Germination Responses of the Invasive Triadica sebifera and Two Co-occurring Native Woody Species to Elevated Salinity Across a Gulf Coast Transition Ecosystem

With sea level rise, coastal ecosystems farther inland are expected to experience extended duration of inundation and elevated salinity. However, the effects of elevated salinity on initial recruitment of native and invasive woody species in coastal ecosystems are poorly understood. We assessed effects of elevated salinity across a range of soil types on germination of the invasive Triadica sebifera and two natives, Baccharis halimifolia and Morella cerifera, using growth chamber and greenhouse experiments.

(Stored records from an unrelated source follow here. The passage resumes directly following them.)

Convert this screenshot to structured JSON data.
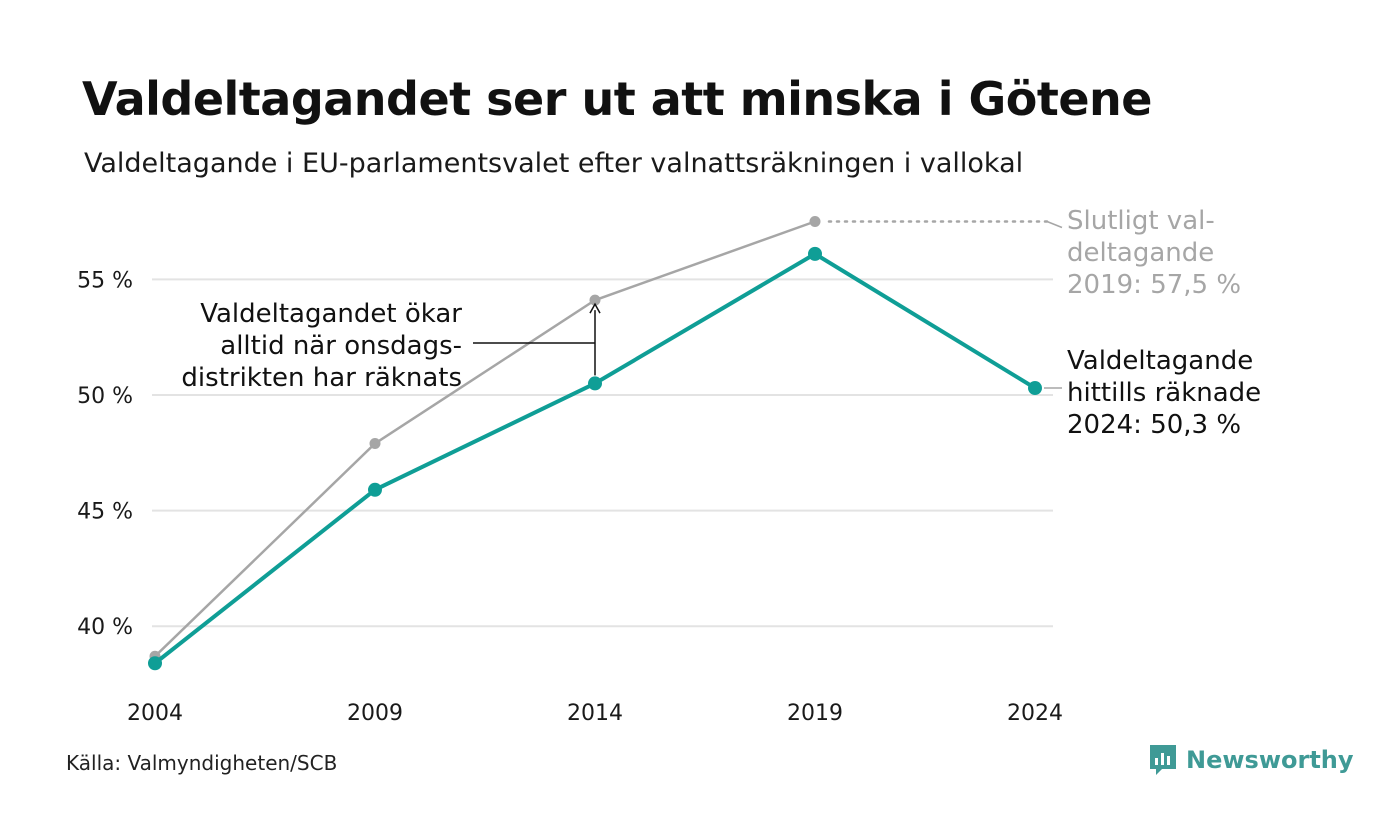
{
  "title": "Valdeltagandet ser ut att minska i Götene",
  "subtitle": "Valdeltagande i EU-parlamentsvalet efter valnattsräkningen i vallokal",
  "source": "Källa: Valmyndigheten/SCB",
  "brand": {
    "name": "Newsworthy",
    "icon": "newsworthy-logo-icon"
  },
  "colors": {
    "counted": "#0f9e96",
    "final": "#a6a6a6",
    "grid": "#e3e3e3",
    "text": "#1a1a1a"
  },
  "chart_data": {
    "type": "line",
    "x": [
      2004,
      2009,
      2014,
      2019,
      2024
    ],
    "ylim": [
      38,
      57.5
    ],
    "yticks": [
      40,
      45,
      50,
      55
    ],
    "ytick_labels": [
      "40 %",
      "45 %",
      "50 %",
      "55 %"
    ],
    "xtick_labels": [
      "2004",
      "2009",
      "2014",
      "2019",
      "2024"
    ],
    "grid": true,
    "series": [
      {
        "values": [
          38.7,
          47.9,
          54.1,
          57.5,
          null
        ]
      },
      {
        "values": [
          38.4,
          45.9,
          50.5,
          56.1,
          50.3
        ]
      }
    ],
    "annotations": [
      {
        "lines": [
          "Valdeltagandet ökar",
          "alltid när onsdags-",
          "distrikten har räknats"
        ]
      },
      {
        "lines": [
          "Slutligt val-",
          "deltagande",
          "2019: 57,5 %"
        ]
      },
      {
        "lines": [
          "Valdeltagande",
          "hittills räknade",
          "2024: 50,3 %"
        ]
      }
    ]
  }
}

In both studies, germination was compared across four salinity levels (0, 10, 20, and 30 g/l). In the greenhouse, percent germination of these species was also compared across soils spanning the five dominant vegetation zones that define a typical coastal transition ecosystem in coastal Mississippi, USA. Final percent germination of all species decreased with increased salinities in both experiments. In the greenhouse, germination of all species was reduced in soils from the most seaward vegetation zones. Overall, there were species-specific germination responses to salinity treatments and soil types. Of the three species, B. halimifolia was least sensitive to increasing salinity. Germination of the invasive Triadica sebifera did not differ across salinity levels in inland soils, displaying plasticity of germination traits. This plasticity may increase the likelihood of successful germination under some degree of salinity stress, and thereby contribute to the inland spread of T. sebifera along coastal transition ecosystems.